La papauté
refait son unité à Constance
Le 11 novembre 1417, à Constance, un grand concile met fin au Grand Schisme
d’Occident.
Le Grand Schisme
d'Occident
La crise de la chrétienté médiévale avait débuté avec l’installation du pape Clément V à Avignon en 1309.
Il ne devait s’agir que d’un exil provisoire motivé par les troubles civils qui
endeuillaient Rome.
Mais le pape, un Français du Midi, allait s'installer durablement dans sa nouvelle
résidence, avec les encouragements du puissant roi de France.

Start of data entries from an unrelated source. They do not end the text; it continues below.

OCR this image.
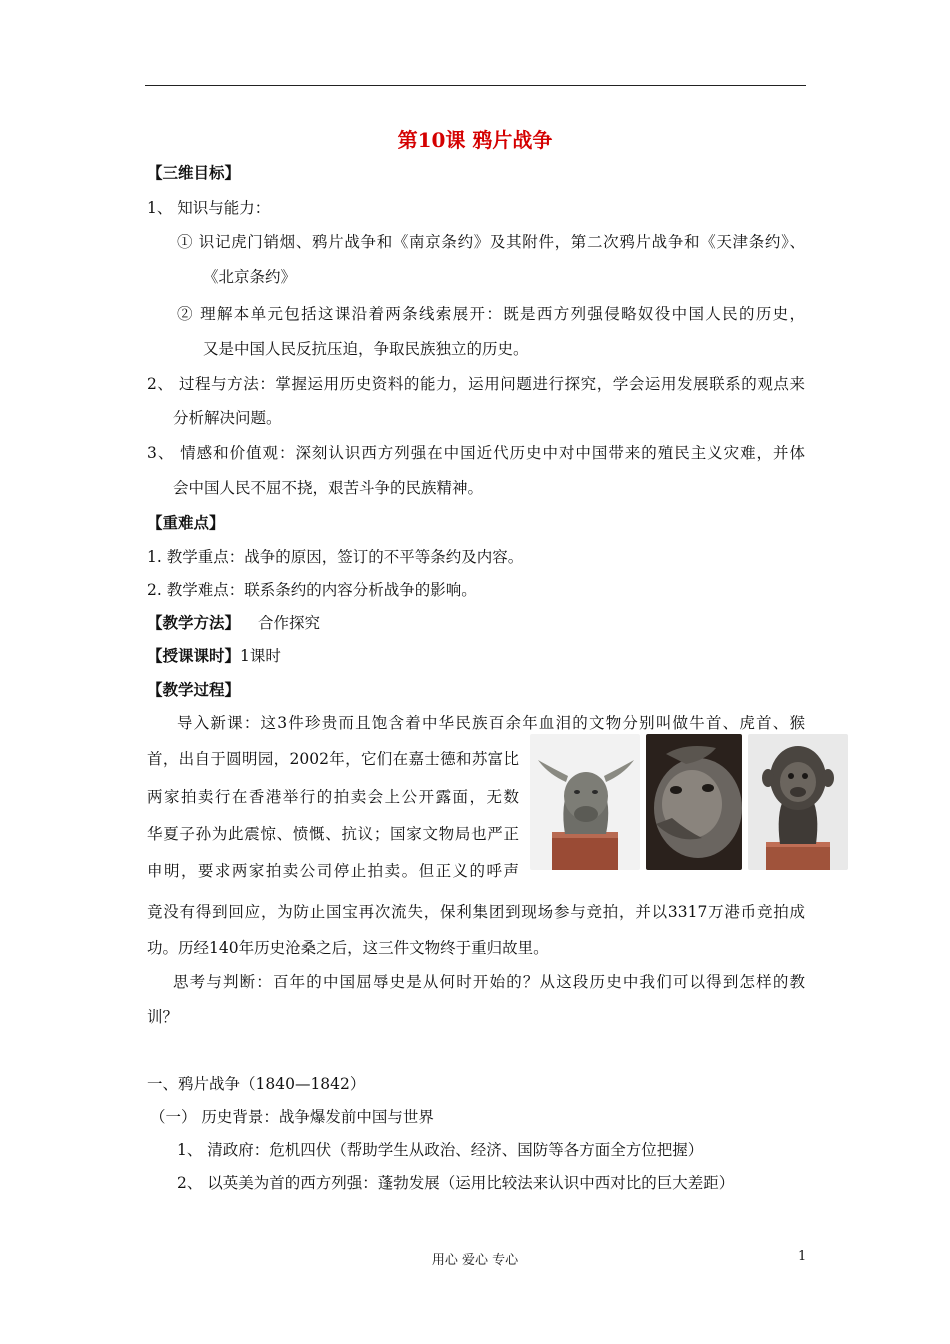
第10课 鸦片战争
【三维目标】
1、 知识与能力：
① 识记虎门销烟、鸦片战争和《南京条约》及其附件，第二次鸦片战争和《天津条约》、
《北京条约》
② 理解本单元包括这课沿着两条线索展开：既是西方列强侵略奴役中国人民的历史，
又是中国人民反抗压迫，争取民族独立的历史。
2、 过程与方法：掌握运用历史资料的能力，运用问题进行探究，学会运用发展联系的观点来
分析解决问题。
3、 情感和价值观：深刻认识西方列强在中国近代历史中对中国带来的殖民主义灾难，并体
会中国人民不屈不挠，艰苦斗争的民族精神。
【重难点】
1. 教学重点：战争的原因，签订的不平等条约及内容。
2. 教学难点：联系条约的内容分析战争的影响。
【教学方法】 合作探究
【授课课时】1课时
【教学过程】
导入新课：这3件珍贵而且饱含着中华民族百余年血泪的文物分别叫做牛首、虎首、猴
首，出自于圆明园，2002年，它们在嘉士德和苏富比
两家拍卖行在香港举行的拍卖会上公开露面，无数
华夏子孙为此震惊、愤慨、抗议；国家文物局也严正
申明，要求两家拍卖公司停止拍卖。但正义的呼声
竟没有得到回应，为防止国宝再次流失，保利集团到现场参与竞拍，并以3317万港币竞拍成
功。历经140年历史沧桑之后，这三件文物终于重归故里。
思考与判断：百年的中国屈辱史是从何时开始的？从这段历史中我们可以得到怎样的教
训？
一、鸦片战争（1840—1842）
（一） 历史背景：战争爆发前中国与世界
1、 清政府：危机四伏（帮助学生从政治、经济、国防等各方面全方位把握）
2、 以英美为首的西方列强：蓬勃发展（运用比较法来认识中西对比的巨大差距）
用心 爱心 专心	1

Humiliée par Philippe le Bel quelques années plus tôt,
la papauté, il est vrai, n'avait plus les moyens de défier les souverains comme
autrefois, du temps du combat contre l'empereur allemand
pour imposer le règne de Dieu sur terre.
Avignon connut ses plus grands fastes sous le pontificat de Clément VI (1342-1352), un
moine de la Chaise-Dieu. Dans le même temps débuta la guerre
de Cent Ans et survint la Grande Peste.
Autant de malheurs que les contemporains ne se firent pas faute de présenter comme une
punition divine à l’égard du Saint Siège.
En 1367, Urbain V, ancien abbé de Saint-Victor, à Marseille, se décide à revenir à
Rome mais son administration reste à Avignon.
C’est seulement en 1378 que son successeur, Grégoire XI, met un terme définitif à
la «captivité de Babylone», sur les recommandations pressantes d’une
jeune dominicaine mystique, sainte Catherine de Sienne.
Le retour à Rome et la mort de Grégoire XI marquent le début du Grand Schisme. Le
conclave de seize cardinaux destiné à élire le nouveau titulaire de la chaire de Saint
Pierre se divise en trois clans: les Français du nord, ceux du Midi et les Italiens. Un
pape italien est néanmoins élu à la quasi unanimité (15 voix sur 16) sous le nom
d’Urbain VI.
Le roi de France Charles V proteste et un groupe de cardinaux français élit un antipape,
Robert de Genève, qui prend le nom de Clément VII et s’en retourne derechef à
Avignon. L’Europe se divise entre «urbanistes» et «clémentistes».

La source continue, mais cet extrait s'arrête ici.